Ces débris, qui ont menacé la sécurité des sept astronautes, n’ont rien de naturel, selon Washington qui met directement en cause une démonstration de force de la Russie à 400 km au-dessus de nos têtes. Selon les États-Unis, les Russes ont tiré un missile test à ascension directe pour détruire l’un de ses propres satellites inactifs depuis 1980. Une action militaire « irresponsable et dangereuse » générant plus de 1 500 débris orbitaux qui menacent désormais les « intérêts de toutes les nations », déplore le porte-parole du département d’État américain, Ned Price.

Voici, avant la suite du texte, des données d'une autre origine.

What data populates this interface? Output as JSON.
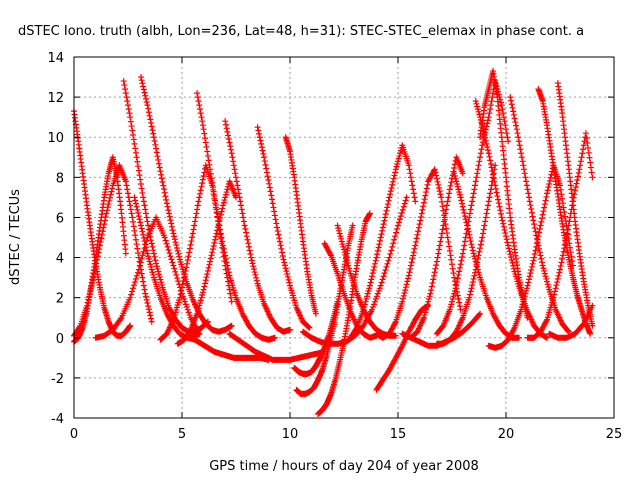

« La Russie a conduit de façon irresponsable un test destructeur de missile antisatellite à ascension directe à l’encontre de l’un de ses propres satellites », a déclaré le chef de la diplomatie américaine, Antony Blinken. Le patron de la Nasa s’est déclaré pour sa part « scandalisé » par ce tir de missile. « Il est impensable que la Russie mette en danger non seulement les astronautes américains et des partenaires internationaux dans l’ISS, mais aussi ses propres cosmonautes », a déclaré Bill Nelson dans un communiqué. « Je suis scandalisé par cette action irresponsable et déstabilisatrice. »
Plus tôt dans la journée, l’agence spatiale russe Roscosmos avait déclaré les astronautes à bord de l’ISS (quatre astronautes américains, un Allemand et deux cosmonautes russes) hors de danger, sans faire mention d’un test de missile. Le Pentagone a, lui, déclaré travailler « activement pour caractériser le champ de débris ». Il s’agit notamment d’identifier la trajectoire de chacun des objets.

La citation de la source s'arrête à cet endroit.